Let's suppose the Kalam Cosmological Argument (KCA), the argument from contingency, the fine-tuning argument, and the moral argument are all sound.
The KCA tells us why the universe exists. It's because a spaceless, timeless, immaterial being brought it into existence. But the KCA doesn't tell us why anything at all exists. Why does the being that brought the universe into existence exist? Well, that is answered by the argument from contingency. It's because it's impossible for nothing to exist. Everything owes its existence to a necessary being, and it's impossible for that being not to exist.
The argument from fine-tuning tells us that there was an engineer who fixed the constants of nature in such a way as to make life possible. But why? What movtive might the engineer have had? Well, we get an inkling of an answer from the moral argument. The moral argument gives us a morally perfect being. It stands to reason that a morally perfect being would want to actualize certain moral goods, like courage, humility, and self-sacrifice, by creating other sentient beings. In the Christian story, God himself was able to have these moral qualities through the incarnation of Jesus. It also stands to reason that the being would want to create sentient beings capable of appreciating beauty and virtue. In fact, as Jonathan Edwards argued in The End For Which God Created the World, it would make sense that the being would want to create other beings capable of appreciating the morally perfect being himself since the adoration of that which is most worthy of adoration is, itself, a good we should expect a perfectly good being to want to actualize. And that explains why God wants us to worship him.

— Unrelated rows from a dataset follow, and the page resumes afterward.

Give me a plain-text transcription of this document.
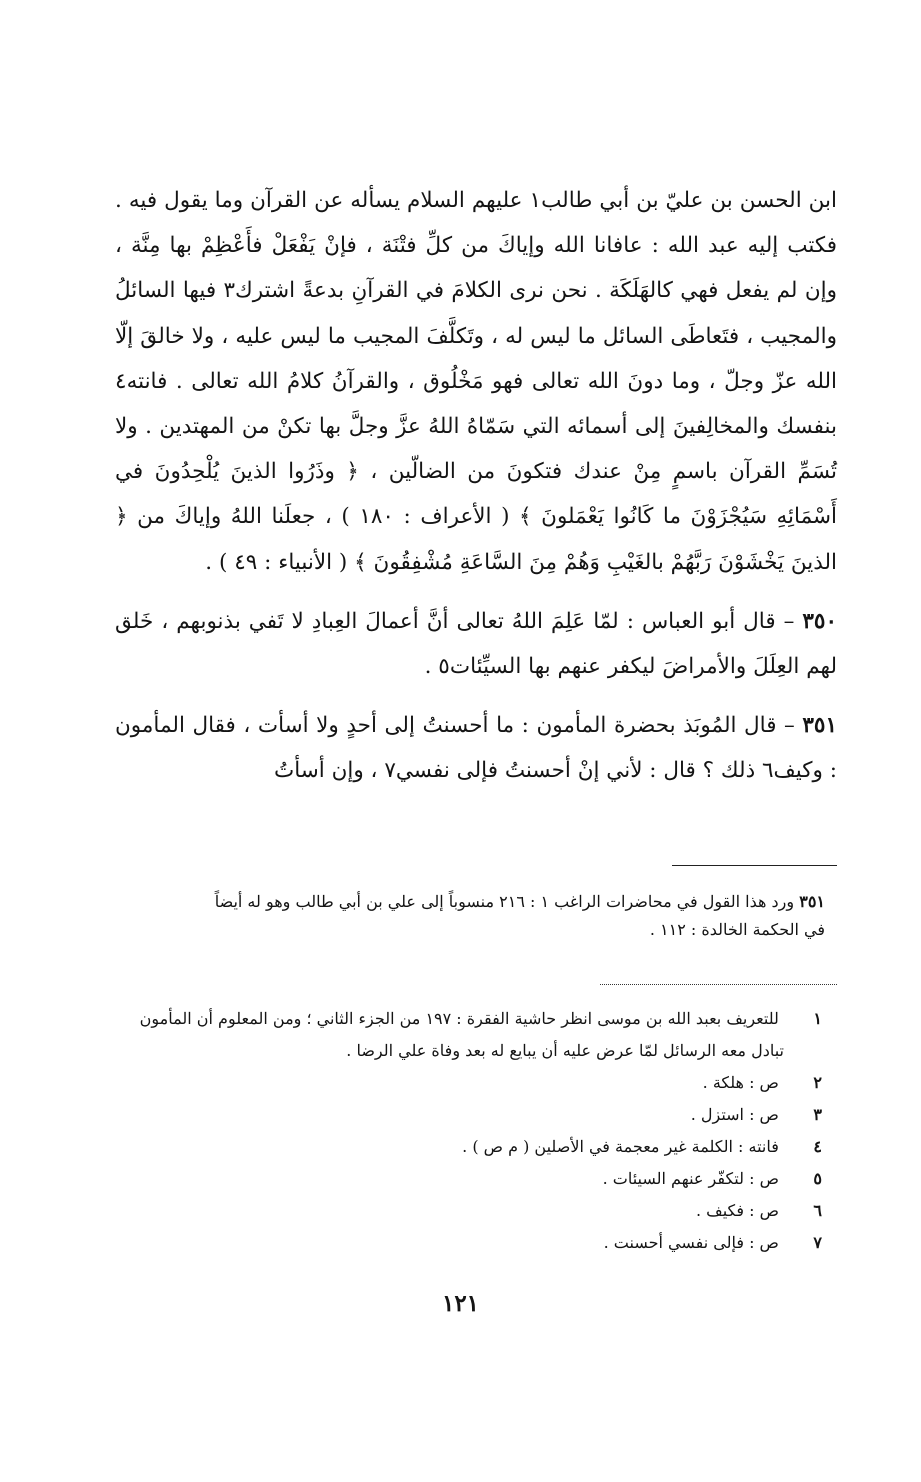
ابن الحسن بن عليّ بن أبي طالب١ عليهم السلام يسأله عن القرآن وما يقول فيه . فكتب إليه عبد الله : عافانا الله وإياكَ من كلِّ فتْنَة ، فإنْ يَفْعَلْ فأَعْظِمْ بها مِنَّة ، وإن لم يفعل فهي كالهَلَكَة . نحن نرى الكلامَ في القرآنِ بدعةً اشترك٣ فيها السائلُ والمجيب ، فتَعاطَى السائل ما ليس له ، وتَكلَّفَ المجيب ما ليس عليه ، ولا خالقَ إلّا الله عزّ وجلّ ، وما دونَ الله تعالى فهو مَخْلُوق ، والقرآنُ كلامُ الله تعالى . فانته٤ بنفسك والمخالِفينَ إلى أسمائه التي سَمّاهُ اللهُ عزَّ وجلَّ بها تكنْ من المهتدين . ولا تُسَمِّ القرآن باسمٍ مِنْ عندك فتكونَ من الضالّين ، ﴿ وذَرُوا الذينَ يُلْحِدُونَ في أَسْمَائِهِ سَيُجْزَوْنَ ما كَانُوا يَعْمَلونَ ﴾ ( الأعراف : ١٨٠ ) ، جعلَنا اللهُ وإياكَ من ﴿ الذينَ يَخْشَوْنَ رَبَّهُمْ بالغَيْبِ وَهُمْ مِنَ السَّاعَةِ مُشْفِقُونَ ﴾ ( الأنبياء : ٤٩ ) .

٣٥٠ – قال أبو العباس : لمّا عَلِمَ اللهُ تعالى أنَّ أعمالَ العِبادِ لا تَفي بذنوبهم ، خَلق لهم العِلَلَ والأمراضَ ليكفر عنهم بها السيِّئات٥ .

٣٥١ – قال المُوبَذ بحضرة المأمون : ما أحسنتُ إلى أحدٍ ولا أسأت ، فقال المأمون : وكيف٦ ذلك ؟ قال : لأني إنْ أحسنتُ فإلى نفسي٧ ، وإن أسأتُ

٣٥١ ورد هذا القول في محاضرات الراغب ١ : ٢١٦ منسوباً إلى علي بن أبي طالب وهو له أيضاً

في الحكمة الخالدة : ١١٢ .

١ للتعريف بعبد الله بن موسى انظر حاشية الفقرة : ١٩٧ من الجزء الثاني ؛ ومن المعلوم أن المأمون
تبادل معه الرسائل لمّا عرض عليه أن يبايع له بعد وفاة علي الرضا .
٢ ص : هلكة .
٣ ص : استزل .
٤ فانته : الكلمة غير معجمة في الأصلين ( م ص ) .
٥ ص : لتكفّر عنهم السيئات .
٦ ص : فكيف .
٧ ص : فإلى نفسي أحسنت .
١٢١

The fine-tuning argument also tells us that there was an engineer, but it doesn't tell us how that engineer got its design into the universe. That is answered by the KCA. The design got its way into the universe through the creation of the universe. If the universe hadn't been created, it's hard to see how it could've been designed.
The moral argument tells us there is an absolute moral authority. But what kind of being could possibly have that kind of authority? Well, that is answered by the KCA and the argument from contingency. According to these arguments, there is a being that is the ultimate source of everything else that exists. Everything else owes its existence to a necessary being. Reality revolves around that being. It's hard to think of anything else that would suffice as a ground for objective moral truths that apply to all humans across all cultures, no matter where they travel.
Given how these various arguments compliment each other, it's probable that they each refer to the same being. The creator of the universe is the same person as the moral authority, and that's the same person who designed the universe. If these arguments are sound, then there is a necessary personal being who is the absolute foundational ground of all reality, who is spaceless, timeless, immaterial, sentient, intelligent, and morally perfect with absolute sovereignty, autonomy, and moral authority who designed the universe so that it would be habitible by living creatures capable of moral awareness and agency, and brought that universe into being out of nothing, and who rules and governs the universe by imposing moral obligations on its creation, and by investing creatures with moral knowledge so that they can know what is required of them.
That still doesn't prove it's the Abrahamic God, but considering how well it coheres with the Abrahamic God, it ought to make us suspicious. This suspicion should be heightened when we consider the fact that it was not because of these arguments that the Jewish people came up with YHWH. There are many gods in many religions, and there are many origin stories, but hardly any of them have an ultimate, necessary, absolutely sovereign, and morally perfect being who brought the universe into existence out of absolutely nothing. Most creation accounts involve a god who is not without peers who built the cosmos, or some part of it, out of pre-existing material, and they are almost never morally perfect beings. If the Jewish people came up with a God that resembles the God of the philosophers in so many ways, then it's either a huge coincidence, and they made a lucky guess, or else this God revealed himself to them during their history. So although this may not prove with any certainty that the God of the philosophers is the Abrahamic God, it seems likely that that would be the case. At the very least, it should give us reason to look into Judaism, Christianity, and Islam, or any other religion that has a god who coheres as nicely with the conclusion of these arguments.